Quick start¶
Below we illustrate how to estimate population size history using PopSizeABC. The real dataset considered in this example is a vcf file including the sequences of 234 bulls for a 2Mb long region, 15 of these animals (from the Jersey breed) being actually used in our analysis.
1: Install PopSizeABC. create a directory named PopSizeABC (or any other name of you choice), download the files comp_stat.zip (or comp_stat.1.zip), estim.zip and cattle_data.tar.gz in this directory and uncompress them. Open a terminal and go into the PopSizeABC directory. Create a subdirectoy named res, where output files will be stored.

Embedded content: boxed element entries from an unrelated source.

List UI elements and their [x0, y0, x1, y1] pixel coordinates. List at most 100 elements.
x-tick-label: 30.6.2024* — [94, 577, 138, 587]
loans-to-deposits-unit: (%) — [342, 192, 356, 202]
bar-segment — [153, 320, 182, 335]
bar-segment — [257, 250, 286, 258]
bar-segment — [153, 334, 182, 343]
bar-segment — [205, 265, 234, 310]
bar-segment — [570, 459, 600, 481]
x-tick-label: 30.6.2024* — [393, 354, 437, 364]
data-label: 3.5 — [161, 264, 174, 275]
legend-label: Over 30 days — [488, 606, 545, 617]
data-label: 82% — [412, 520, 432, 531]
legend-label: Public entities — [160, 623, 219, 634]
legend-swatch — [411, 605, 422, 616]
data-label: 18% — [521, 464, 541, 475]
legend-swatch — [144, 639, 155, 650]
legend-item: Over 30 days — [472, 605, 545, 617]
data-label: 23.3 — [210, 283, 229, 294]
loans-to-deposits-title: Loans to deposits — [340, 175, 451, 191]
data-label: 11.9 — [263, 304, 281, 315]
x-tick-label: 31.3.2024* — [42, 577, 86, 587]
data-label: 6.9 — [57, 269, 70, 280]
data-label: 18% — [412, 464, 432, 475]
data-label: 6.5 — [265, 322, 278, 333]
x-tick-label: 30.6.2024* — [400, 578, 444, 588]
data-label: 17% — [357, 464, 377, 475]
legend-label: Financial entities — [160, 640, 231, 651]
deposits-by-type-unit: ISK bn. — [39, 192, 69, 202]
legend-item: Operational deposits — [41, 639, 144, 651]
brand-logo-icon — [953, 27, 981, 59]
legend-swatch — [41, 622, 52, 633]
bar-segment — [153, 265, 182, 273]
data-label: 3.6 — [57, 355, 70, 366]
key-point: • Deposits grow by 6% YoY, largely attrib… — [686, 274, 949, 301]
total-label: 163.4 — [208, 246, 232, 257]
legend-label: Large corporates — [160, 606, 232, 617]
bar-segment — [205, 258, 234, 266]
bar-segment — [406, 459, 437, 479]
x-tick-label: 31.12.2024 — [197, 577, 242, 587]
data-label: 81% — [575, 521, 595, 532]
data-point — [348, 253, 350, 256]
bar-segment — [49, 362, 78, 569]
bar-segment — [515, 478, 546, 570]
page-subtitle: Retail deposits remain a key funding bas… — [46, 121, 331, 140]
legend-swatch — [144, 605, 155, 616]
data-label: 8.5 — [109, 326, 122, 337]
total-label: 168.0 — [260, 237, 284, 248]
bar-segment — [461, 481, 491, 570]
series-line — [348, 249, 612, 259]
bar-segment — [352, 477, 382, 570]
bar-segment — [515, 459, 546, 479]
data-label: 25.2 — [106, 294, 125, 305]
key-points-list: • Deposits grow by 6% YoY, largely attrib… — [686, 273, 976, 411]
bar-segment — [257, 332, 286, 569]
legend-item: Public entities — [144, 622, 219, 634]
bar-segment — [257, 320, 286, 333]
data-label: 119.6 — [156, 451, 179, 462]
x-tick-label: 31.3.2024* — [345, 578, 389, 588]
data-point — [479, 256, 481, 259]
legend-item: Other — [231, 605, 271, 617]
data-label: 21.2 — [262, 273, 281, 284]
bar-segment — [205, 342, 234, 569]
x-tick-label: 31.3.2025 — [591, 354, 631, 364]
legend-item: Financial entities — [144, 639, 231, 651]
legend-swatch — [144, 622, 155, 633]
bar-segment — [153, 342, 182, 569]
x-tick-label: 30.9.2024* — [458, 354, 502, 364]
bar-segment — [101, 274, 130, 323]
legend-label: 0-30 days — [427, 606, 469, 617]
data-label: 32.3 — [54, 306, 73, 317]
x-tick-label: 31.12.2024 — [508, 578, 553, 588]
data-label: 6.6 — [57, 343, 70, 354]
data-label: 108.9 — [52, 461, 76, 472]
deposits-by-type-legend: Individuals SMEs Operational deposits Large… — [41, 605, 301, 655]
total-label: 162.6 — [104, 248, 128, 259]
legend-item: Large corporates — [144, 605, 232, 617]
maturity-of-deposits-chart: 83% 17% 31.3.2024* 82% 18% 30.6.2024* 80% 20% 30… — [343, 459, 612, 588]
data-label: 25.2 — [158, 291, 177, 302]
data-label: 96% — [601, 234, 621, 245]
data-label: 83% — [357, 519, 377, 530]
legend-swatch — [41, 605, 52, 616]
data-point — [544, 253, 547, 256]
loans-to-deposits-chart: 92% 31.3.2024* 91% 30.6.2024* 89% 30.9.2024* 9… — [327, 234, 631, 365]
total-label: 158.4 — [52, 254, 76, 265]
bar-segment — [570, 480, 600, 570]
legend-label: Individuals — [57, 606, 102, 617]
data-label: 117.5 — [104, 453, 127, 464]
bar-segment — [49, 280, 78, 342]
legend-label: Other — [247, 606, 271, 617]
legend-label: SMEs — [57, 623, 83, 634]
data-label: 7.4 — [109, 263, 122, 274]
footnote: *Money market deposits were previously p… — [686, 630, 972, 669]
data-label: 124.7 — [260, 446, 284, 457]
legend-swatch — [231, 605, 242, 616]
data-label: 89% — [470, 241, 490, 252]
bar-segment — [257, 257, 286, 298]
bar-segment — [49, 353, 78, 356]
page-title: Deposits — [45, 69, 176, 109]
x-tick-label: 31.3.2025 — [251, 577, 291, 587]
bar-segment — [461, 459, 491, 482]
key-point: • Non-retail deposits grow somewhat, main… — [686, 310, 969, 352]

2: Compute observed summary statistics using the command 'python comp_stat/stat_from_vcf_ex1.py'. This command creates a file named ex1_Jersey_n30_mac6_macld6.stat.
3: Simulate summary statistics using the command 'python comp_stat/simul_data_ex1.py'. This command creates two files named ex1_simu_n30_s1.params (the parameter values of simulated samples) and ex1_simu_n30_s1_mac6_macld6.stat (the summary statistics of simulated samples).
4: Perform abc estimation using the command R -f estim/abc_ex1.R. This command produces two pdf files, ex1_Jersey_mac6_macld6_estim.pdf (the median and 90% credible interval of population size along time) and ex1_Jersey_mac6_macld6_detailed.pdf (qualty check of ABC estimation, see the documentation of R package abc for more details).
5: Test the expected accuracy of ABC estimation using the command R -f estim/abc_cv_ex1.R. This command produces one pdf file, ex1_Jersey_mac6_macld6_cv.pdf, showing the expected prediction error of population size along time.
To ensure that these commands can finnish in a few minutes, we modified several important parameters of the analysis compared to what is done in the paper : observed and simulated summary statistics were computed from a 2Mb region, only 1,000 histories were simulated, prior distributions of recombination rate and population sizes were shrinked in order to avoid histories with large simulation time ... With such parameter values, the expected accuracy of PopSizeABC is very poor, as can be seen from ex1_Jersey_mac6_macld6_cv.pdf. However, these parameter values (and many other ones like the sample size, the minor allele frequency thresholds, the number and the shape of time windows ...) can easily be modified in the python and R scripts, see for instance the other scripts provided in the "Files" tab.